Türkiye'nin eski Washington Büyükelçisi Namık Tan, Dışişleri Bakanı Mevlüt Çavuşoğlu'nun ABD ziyaretinin iki ülke arasında son zamanlarda yaşanan "danışıklı dövüşün sonucu" olduğunu düşündüğünü belirtti.
YetkinReport için bir yazı kaleme alan Tan, "Bu durum, ziyaretin hemen öncesinde düzenlenen, bakan yardımcıları düzeyindeki Türkiye-ABD stratejik danışma mekanizması görüşmelerinin içeriğinden de anlaşılmaktaydı. Ziyaretin, 'dostlar alışverişte görsün izlenimi' yaratmaktan öteye bir sonuç vermeyeceği bu müzakerelerden belliydi" yazdı.
Tan, Türkiye seçim sürecine girerken ABD'nin ilişkilerde kırılmaya yol açabilecek konulardan kaçındığını; Ankara'nın da hassas dosyaları gündeme getirmediğini vurguladı.
Tan'ın yazısının ilgili bölümü şöyle:
Ziyaret öncesinde, Türkiye’ye ABD tarafından F16 satılması konusu, arka planda yer alan devasa sorunları örtecek şekilde gündemin en ön sırasına oturtulmuştu.
Seçim sürecinde, bu ziyareti F16 konusu üzerinden fırsata çevirmeye gayret eden Türk tarafı, aynı paket içinde Yunanistan’a F35 uçakları verilmesine ve böylece Ege’deki Türk-Yunan dengesinin ABD tarafından alenen bozulmakta oluşuna herhangi bir tepki göstermemeyi tercih edebilmişti.
İsveç ve Finlandiya’nın NATO üyelikleri konusundaki ABD beklentilerini nasıl cevaplayacağından hiç söz edilmiyordu.
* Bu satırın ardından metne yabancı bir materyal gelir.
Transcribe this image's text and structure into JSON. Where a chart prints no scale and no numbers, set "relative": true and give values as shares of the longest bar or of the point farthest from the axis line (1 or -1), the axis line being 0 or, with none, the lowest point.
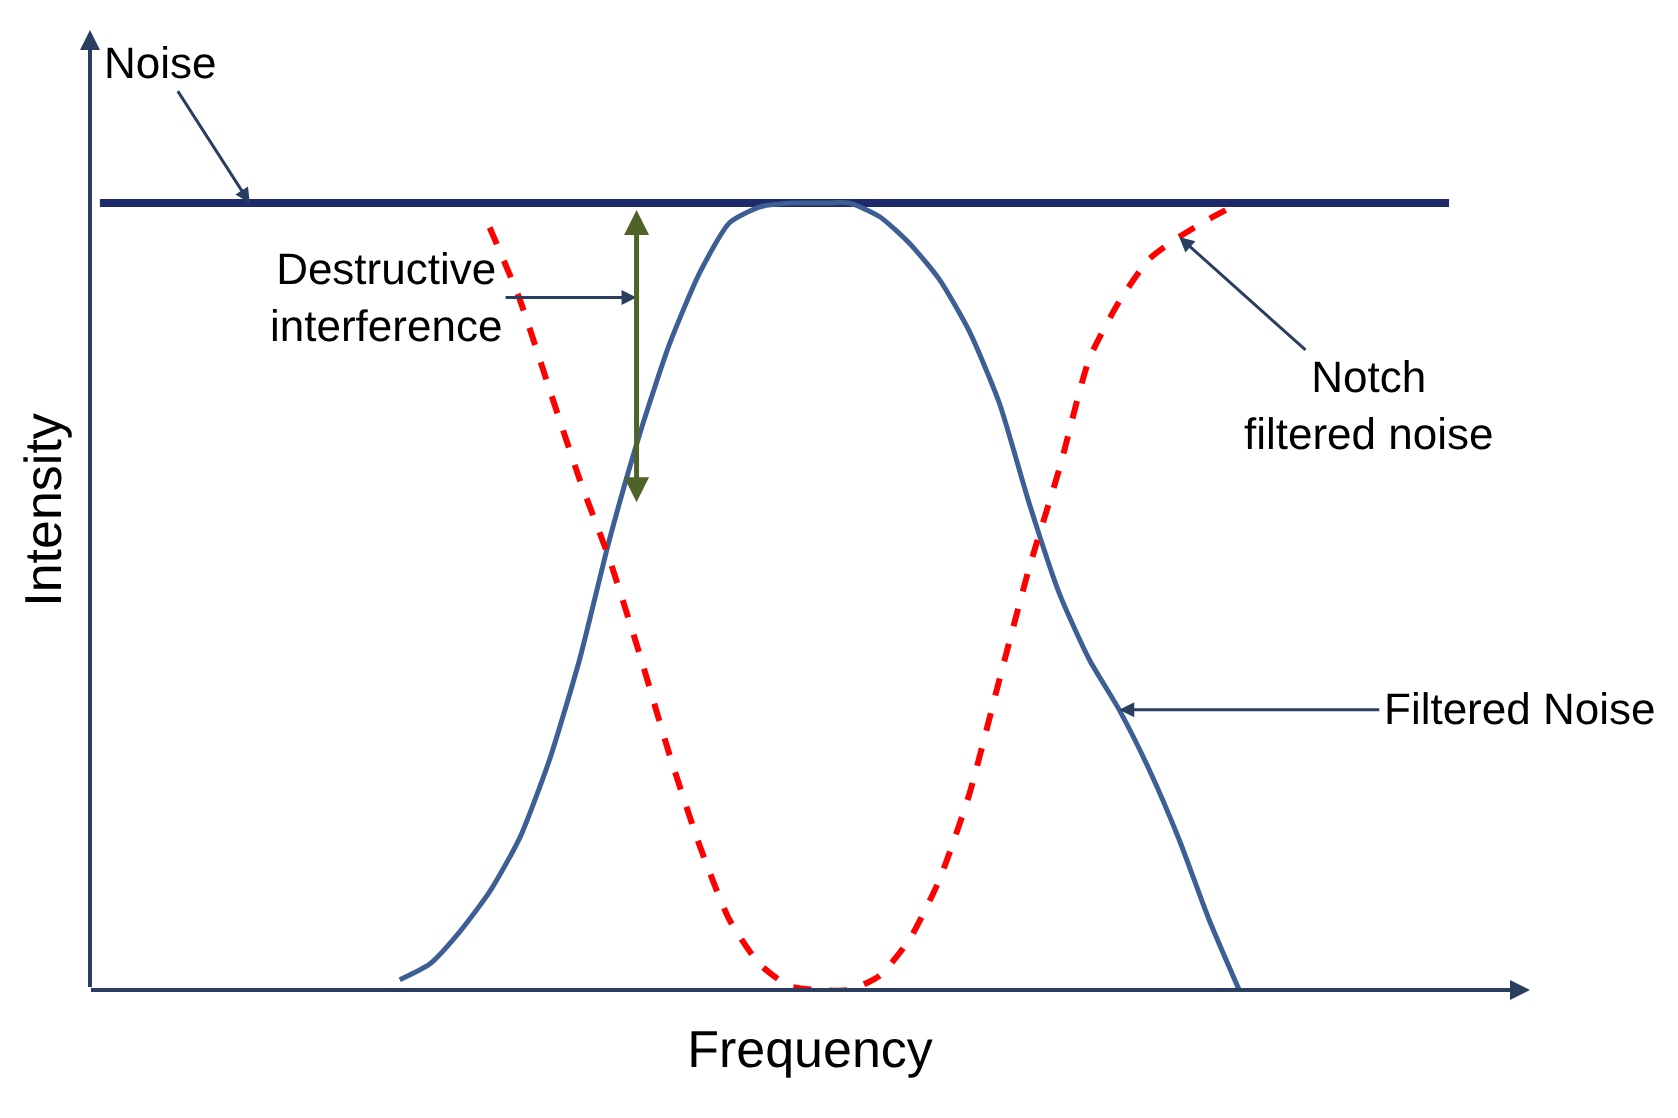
{
  "chart_data": {
    "type": "line",
    "relative": true,
    "xlabel": "Frequency",
    "ylabel": "Intensity",
    "categories": [
      null,
      null,
      null,
      null,
      null,
      null,
      null,
      null,
      null,
      null,
      null,
      null,
      null,
      null,
      null,
      null,
      null,
      null,
      null,
      null,
      null,
      null,
      null,
      null,
      null,
      null,
      null,
      null,
      null,
      null,
      null,
      null,
      null,
      null,
      null,
      null,
      null,
      null,
      null,
      null,
      null,
      null,
      null,
      null,
      null,
      null
    ],
    "series": [
      {
        "name": "Noise",
        "color": "#1f2a6b",
        "line_style": "solid",
        "values": [
          1,
          1,
          1,
          1,
          1,
          1,
          1,
          1,
          1,
          1,
          1,
          1,
          1,
          1,
          1,
          1,
          1,
          1,
          1,
          1,
          1,
          1,
          1,
          1,
          1,
          1,
          1,
          1,
          1,
          1,
          1,
          1,
          1,
          1,
          1,
          1,
          1,
          1,
          1,
          1,
          1,
          1,
          1,
          1,
          1,
          1
        ]
      },
      {
        "name": "Filtered Noise",
        "color": "#3e5f94",
        "line_style": "solid",
        "values": [
          null,
          null,
          null,
          null,
          null,
          null,
          null,
          null,
          null,
          null,
          0.013,
          0.033,
          0.074,
          0.125,
          0.193,
          0.293,
          0.42,
          0.573,
          0.706,
          0.821,
          0.911,
          0.975,
          0.995,
          1,
          1,
          1,
          0.983,
          0.949,
          0.903,
          0.837,
          0.746,
          0.618,
          0.504,
          0.42,
          0.356,
          0.28,
          0.191,
          0.089,
          0,
          null,
          null,
          null,
          null,
          null,
          null,
          null
        ]
      },
      {
        "name": "Notch filtered noise",
        "color": "#ff0000",
        "line_style": "dashed",
        "values": [
          null,
          null,
          null,
          null,
          null,
          null,
          null,
          null,
          null,
          null,
          null,
          null,
          null,
          0.969,
          0.878,
          0.763,
          0.649,
          0.547,
          0.427,
          0.299,
          0.184,
          0.089,
          0.033,
          0.005,
          0,
          0,
          0.018,
          0.064,
          0.14,
          0.249,
          0.394,
          0.537,
          0.662,
          0.802,
          0.875,
          0.929,
          0.957,
          0.98,
          1,
          null,
          null,
          null,
          null,
          null,
          null,
          null
        ]
      }
    ],
    "annotations": [
      "Destructive interference"
    ],
    "legend": false,
    "marker": "none"
  }
}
Bu meyanda Ankara, Rusya’nın Ukrayna’ya saldırısı sebebiyle uygulanan tek yanlı ABD yaptırımlarına uymayacağını ilan ediyor, Rusya’nın uluslararası hukuku pervasızca ihlaline kısmen hak verdiği yolunda açıklamalar da yapıyordu. Son zamanlarda ABD’nin, Suriye’deki YPG/PKK unsurlarına verdiği açık desteğin sorgulanacağı kuvvetli ifadelerle vurgulanmaktan imtina ediliyor, S400 füzelerinin akıbetine ilişkin sorular cevaplanmaktan kaçınılıyordu.
Hükümet ABD ve Batı karşıtı söylemlerini sürdürüyor, demokrasisini ihya etmesi yolunda müttefiklerince yapılan çağrılara kulak tıkıyordu. İlişkilerin gündeminde, Halkbank, Sezgin Baran Korkmaz, Sıtkı Ayan gibi hassas dosyalar yokmuş gibi davranıyordu.
Bütün bunların, ziyaretten somut sonuç alınamaması için gereken zemini oluşturmuş olduğu Türk tarafınca nasıl görülemedi, anlamak mümkün değil?
Oysa, her şey ortadaydı. Türkiye’nin Batıdan tamamen kopmasına engel olma gayreti içindeki ABD’nin de ilişkileri idare-i maslahatçı bir anlayışla sürdürdüğü ayan beyan görülüyordu. Türkiye’de seçim sürecinin başlamış olması sebebiyle, bu hassas dönemde ABD tarafı, ilişkilerde kırılmaya yol açabilecek konuların gündemin ön sıralarına taşınmayarak, mümkün olduğunca ötelenmesine özen gösteriyor ve bunun kendi çıkarları açısından en uygun hareket tarzı olduğuna inanıyordu.
Bu çerçevede, Çavuşoğlu’nun ABD ziyaretini, iki ülke arasındaki bir “danışıklı dövüşün” sonucu olarak düzenlendiğini düşünüyorum. Nitekim, bu durum, ziyaretin hemen öncesinde düzenlenen, bakan yardımcıları düzeyindeki Türkiye-ABD stratejik danışma mekanizması görüşmelerinin içeriğinden de anlaşılmaktaydı. Ziyaretin, “dostlar alışverişte görsün” izlenimi yaratmaktan öteye bir sonuç vermeyeceği bu müzakerelerden belliydi.